Richiamando l'attenzione sulla responsabilità penale, Gürlek ha detto: “Se una persona rilascia una dichiarazione o prende di mira qualcuno sui social media, poiché la sua identità è nota, inizierà anche la sua responsabilità penale. Do molta importanza al lavoro legislativo sui social media in questo senso.”

"NON PUÒ ESSERCI ALCUN ALLENTAMENTO NELLA LOTTA AL FETÖ"

Gürlek ha inviato un messaggio di determinazione dicendo: "Continueremo la lotta contro il FETÖ con fermezza. Non può esserci assolutamente alcun allentamento su questo tema".

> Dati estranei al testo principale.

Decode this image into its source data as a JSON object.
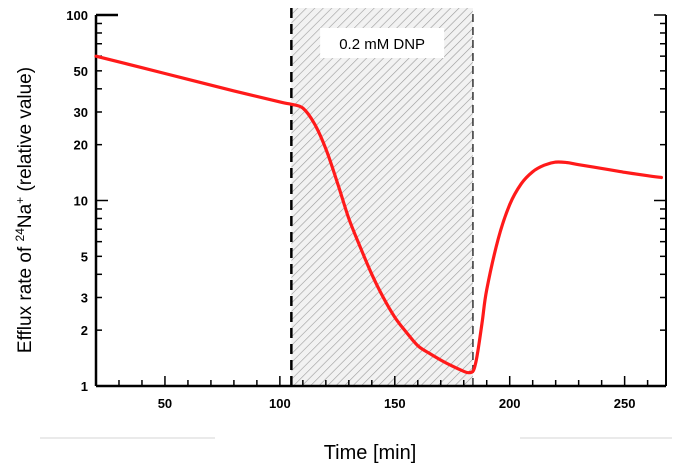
{
  "chart_data": {
    "type": "line",
    "title": "",
    "xlabel": "Time [min]",
    "ylabel": {
      "prefix": "Efflux rate of ",
      "isotope_mass": "24",
      "element": "Na",
      "charge": "+",
      "suffix": " (relative value)"
    },
    "xlim": [
      20,
      268
    ],
    "ylim": [
      1,
      100
    ],
    "yscale": "log",
    "x_ticks": [
      50,
      100,
      150,
      200,
      250
    ],
    "y_ticks": [
      1,
      2,
      3,
      5,
      10,
      20,
      30,
      50,
      100
    ],
    "grid": false,
    "legend": "none",
    "treatment": {
      "label": "0.2 mM DNP",
      "x_start": 105,
      "x_end": 184
    },
    "series": [
      {
        "color": "#ff1a1a",
        "x": [
          20,
          40,
          60,
          80,
          100,
          105,
          110,
          115,
          120,
          125,
          130,
          135,
          140,
          145,
          150,
          155,
          160,
          165,
          170,
          175,
          180,
          182,
          184,
          185,
          186,
          188,
          190,
          195,
          200,
          205,
          210,
          215,
          220,
          225,
          230,
          240,
          250,
          260,
          266
        ],
        "y": [
          60,
          52,
          45,
          39,
          34,
          33,
          31.5,
          26,
          19,
          12.5,
          8,
          5.6,
          4.0,
          3.0,
          2.35,
          1.95,
          1.65,
          1.5,
          1.38,
          1.28,
          1.2,
          1.18,
          1.2,
          1.3,
          1.5,
          2.2,
          3.3,
          6.2,
          9.5,
          12.3,
          14.3,
          15.5,
          16.1,
          16.0,
          15.6,
          14.9,
          14.2,
          13.6,
          13.3
        ]
      }
    ]
  }
}
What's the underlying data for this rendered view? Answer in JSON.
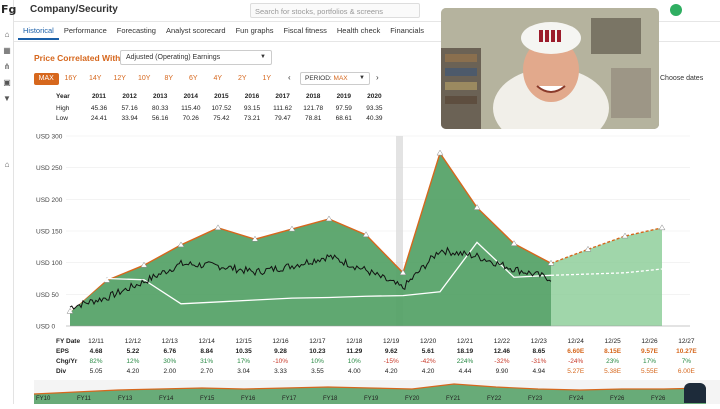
{
  "app": {
    "logo": "Fg",
    "page_title": "Company/Security",
    "search_placeholder": "Search for stocks, portfolios & screens"
  },
  "tabs": [
    "Historical",
    "Performance",
    "Forecasting",
    "Analyst scorecard",
    "Fun graphs",
    "Fiscal fitness",
    "Health check",
    "Financials"
  ],
  "controls": {
    "price_correlated_with": "Price Correlated With",
    "metric_select": "Adjusted (Operating) Earnings",
    "ranges": [
      "MAX",
      "16Y",
      "14Y",
      "12Y",
      "10Y",
      "8Y",
      "6Y",
      "4Y",
      "2Y",
      "1Y"
    ],
    "active_range": "MAX",
    "period_label": "PERIOD:",
    "period_value": "MAX",
    "choose_dates": "Choose dates"
  },
  "high_low": {
    "label_year": "Year",
    "label_high": "High",
    "label_low": "Low",
    "years": [
      "2011",
      "2012",
      "2013",
      "2014",
      "2015",
      "2016",
      "2017",
      "2018",
      "2019",
      "2020"
    ],
    "high": [
      "45.36",
      "57.16",
      "80.33",
      "115.40",
      "107.52",
      "93.15",
      "111.62",
      "121.78",
      "97.59",
      "93.35"
    ],
    "low": [
      "24.41",
      "33.94",
      "56.16",
      "70.26",
      "75.42",
      "73.21",
      "79.47",
      "78.81",
      "68.61",
      "40.39"
    ]
  },
  "chart_data": {
    "type": "area",
    "y_axis_labels": [
      "USD 300",
      "USD 250",
      "USD 200",
      "USD 150",
      "USD 100",
      "USD 50",
      "USD 0"
    ],
    "ylim": [
      0,
      300
    ],
    "x_axis_labels": [
      "12/11",
      "12/12",
      "12/13",
      "12/14",
      "12/15",
      "12/16",
      "12/17",
      "12/18",
      "12/19",
      "12/20",
      "12/21",
      "12/22",
      "12/23",
      "12/24",
      "12/25",
      "12/26",
      "12/27"
    ],
    "fair_value_line": [
      23,
      72,
      96,
      128,
      155,
      137,
      153,
      169,
      144,
      84,
      273,
      187,
      130,
      99,
      121,
      142,
      155
    ],
    "normal_pe_line": [
      23,
      75,
      73,
      35,
      38,
      41,
      44,
      45,
      47,
      48,
      54,
      132,
      77,
      80,
      82,
      84,
      90
    ],
    "price_series_approx": [
      30,
      45,
      70,
      98,
      95,
      85,
      95,
      110,
      88,
      60,
      120,
      110,
      90,
      75
    ]
  },
  "fy_table": {
    "labels": [
      "FY Date",
      "EPS",
      "Chg/Yr",
      "Div"
    ],
    "dates": [
      "12/11",
      "12/12",
      "12/13",
      "12/14",
      "12/15",
      "12/16",
      "12/17",
      "12/18",
      "12/19",
      "12/20",
      "12/21",
      "12/22",
      "12/23",
      "12/24",
      "12/25",
      "12/26",
      "12/27"
    ],
    "eps": [
      "4.68",
      "5.22",
      "6.76",
      "8.84",
      "10.35",
      "9.28",
      "10.23",
      "11.29",
      "9.62",
      "5.61",
      "18.19",
      "12.46",
      "8.65",
      "6.60E",
      "8.15E",
      "9.57E",
      "10.27E"
    ],
    "chg": [
      "82%",
      "12%",
      "30%",
      "31%",
      "17%",
      "-10%",
      "10%",
      "10%",
      "-15%",
      "-42%",
      "224%",
      "-32%",
      "-31%",
      "-24%",
      "23%",
      "17%",
      "7%"
    ],
    "div": [
      "5.05",
      "4.20",
      "2.00",
      "2.70",
      "3.04",
      "3.33",
      "3.55",
      "4.00",
      "4.20",
      "4.20",
      "4.44",
      "9.90",
      "4.94",
      "5.27E",
      "5.38E",
      "5.55E",
      "6.00E"
    ]
  },
  "mini_axis": [
    "FY10",
    "FY11",
    "FY13",
    "FY14",
    "FY15",
    "FY16",
    "FY17",
    "FY18",
    "FY19",
    "FY20",
    "FY21",
    "FY22",
    "FY23",
    "FY24",
    "FY26",
    "FY26"
  ],
  "colors": {
    "accent": "#d6671d",
    "fill": "#4f9e62",
    "link": "#1a5fa8",
    "estimate_fill": "#8fcf9b"
  }
}
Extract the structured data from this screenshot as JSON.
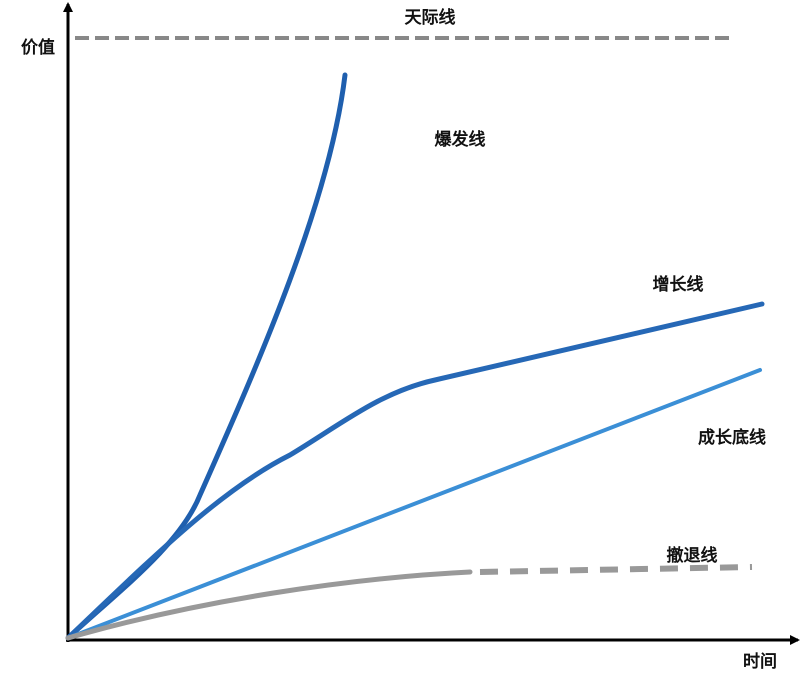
{
  "axes": {
    "y_label": "价值",
    "x_label": "时间"
  },
  "lines": [
    {
      "label": "天际线"
    },
    {
      "label": "爆发线"
    },
    {
      "label": "增长线"
    },
    {
      "label": "成长底线"
    },
    {
      "label": "撤退线"
    }
  ]
}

LINEA 'ALO ADALET' (PRONTO GIUSTIZIA) CON SUPPORTO DELL'INTELLIGENZA ARTIFICIALE

Annunciando che verrà istituita la linea 'Alo Adalet' per consentire ai cittadini di accedere più facilmente ai servizi giudiziari, Gürlek ha affermato che l'applicazione pilota sarà implementata a Istanbul. Riguardo al sistema supportato dall'intelligenza artificiale, ha dichiarato: “Istituiremo la linea Alo Adalet. La regione pilota sarà Istanbul. Il cittadino chiamerà il tribunale o la linea Alo Adalet. Condurremo un lavoro supportato dall'intelligenza artificiale. Ovunque ci sia una carenza, faremo in modo che questa linea funzioni in modo efficiente ottenendo supporto anche dall'intelligenza artificiale. I nostri cittadini raggiungeranno la linea Alo Adalet. Questo potrà avvenire tramite telefono, e-mail o allo stesso modo tramite il CİMER.”